Further, defendant cannot claim prejudice because it was able to present the videotape for impeachment purposes during plaintiff's testimony. Defendant's Counsel then cross-examined plaintiff about the contents of the video. The chancellor himself questioned plaintiff about some of the scenes.

This issue is without merit.

INCLUSION OF DEFENSE WITNESSES

Plaintiff claims that the trial court abused its discretion in permitting Carol Gann, Charles Hayes, and Blake Silkwood, all employees of defendant, to testify at trial when their names were not provided to plaintiff during discovery. Court initially held that the witnesses would be excluded and that only an offer of proof would be allowed for record purposes. The trial court later reversed itself and considered the testimony of these witnesses as substantive evidence on the issues of notice and causation.

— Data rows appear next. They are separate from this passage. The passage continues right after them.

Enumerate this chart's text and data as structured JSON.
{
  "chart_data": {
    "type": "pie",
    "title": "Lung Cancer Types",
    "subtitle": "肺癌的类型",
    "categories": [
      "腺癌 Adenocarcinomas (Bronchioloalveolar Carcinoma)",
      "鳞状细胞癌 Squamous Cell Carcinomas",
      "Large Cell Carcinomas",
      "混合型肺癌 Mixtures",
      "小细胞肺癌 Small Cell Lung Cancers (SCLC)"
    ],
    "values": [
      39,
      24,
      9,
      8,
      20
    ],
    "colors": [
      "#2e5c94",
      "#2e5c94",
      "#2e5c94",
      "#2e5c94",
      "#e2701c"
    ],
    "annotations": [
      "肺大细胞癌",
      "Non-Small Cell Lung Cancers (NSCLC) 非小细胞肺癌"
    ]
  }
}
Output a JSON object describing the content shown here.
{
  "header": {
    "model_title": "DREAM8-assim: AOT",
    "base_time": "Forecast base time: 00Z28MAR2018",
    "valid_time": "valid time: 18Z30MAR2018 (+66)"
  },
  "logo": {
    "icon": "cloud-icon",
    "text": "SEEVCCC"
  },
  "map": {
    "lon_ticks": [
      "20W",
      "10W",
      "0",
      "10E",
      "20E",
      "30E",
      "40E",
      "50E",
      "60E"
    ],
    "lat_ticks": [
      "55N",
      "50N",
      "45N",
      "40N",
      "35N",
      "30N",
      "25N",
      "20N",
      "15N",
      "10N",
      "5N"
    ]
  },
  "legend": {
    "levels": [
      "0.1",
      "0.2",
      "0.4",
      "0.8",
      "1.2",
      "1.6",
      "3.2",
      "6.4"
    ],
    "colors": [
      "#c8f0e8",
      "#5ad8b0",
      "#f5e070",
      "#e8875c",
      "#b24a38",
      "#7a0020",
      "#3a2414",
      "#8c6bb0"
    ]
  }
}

When a witness' name is not revealed during discovery, the trial court has discretion about how to proceed. Id. A Court may permit the testimony, or may exclude the testimony, or may grant a continuance to allow preparation. Airline Construction, Inc. v. Barr, 807 S.W.2d 247 (Tenn. App. 1990). In making its decision Court may consider the explanation given for the failure to name the witness, the importance of the testimony, the need for time to prepare, and the possibility of a continuance. Pettus v. Hurst, 882 S.W.2d 783, 787 (Tenn. App. 1993); Strickland v. Strickland, 618 S.W.2d 496 (Tenn. App. 1981).

All of the persons in question were known to plaintiff personally, and played obvious roles in the events presented to Court. Unlike the issue of the private investigator, plaintiff had to know that these persons might testify in contradiction to certain fact statements he made at trial.

As noted above, the trial court ultimately ruled in plaintiff's favor as to both notice and causation. This court has now agreed. We cannot say the trial court abused its discretion in this case. This issue is without merit.

EXTENT OF INJURY

After addressing all the evidentiary questions in this case, defendant appeals Court's ultimate determination that plaintiff did sustain a permanent impairment as a result of a work-related injury.

The party claiming the benefits of the Workers' Compensation Act has the burden of proof to establish his claim by a preponderance of all the evidence. Parker v. Ryder Truck Lines, Inc., 591 S.W.2d 755 (Tenn. 1979). An award may not be based on conjecture; it must be based on material evidence. Testimony of witnesses is evaluated on the basis of reasonableness and unreasonableness of the testimony given, the interest, bias, prejudice or lack thereof on the part of the witnesses, their general credibility, their opportunity to see and observe, and all of the other standards and criteria applicable to factual decisions in a non jury civil matter. Id. If the claim is for permanent disability benefits, permanency must be proved. In all but the most obvious cases, permanency may only be established through expert testimony. Thomas v. Aetna Life and Casualty Insurance Company, 812 S.W.2d 278 (Tenn. 1991).

Substantial evidence was introduced at trial about plaintiff's poor work history, his lengthy history of filing worker's compensation claims, and his criminal background, including drug convictions. At the time of trial he was a resident of the Jackson County Jail. Court considered carefully all the proof relevant to plaintiff's credibility, or lack thereof. This court must give great deference to the trial court's findings about the evidence it heard in person. Landers v. Fireman's Fund Insurance Company, 775 S.W.2d 355 (Tenn. 1989). Similarly, Court carefully considered the somewhat contradictory or uncertain testimony from the medical experts about causation in this case. While this court performs an independent evaluation of that testimony given by deposition, we cannot say after careful review that the evidence of either kind preponderates against the findings of the trial Court.

The judgment of the trial court is affirmed. Costs are taxed to defendant-appellant.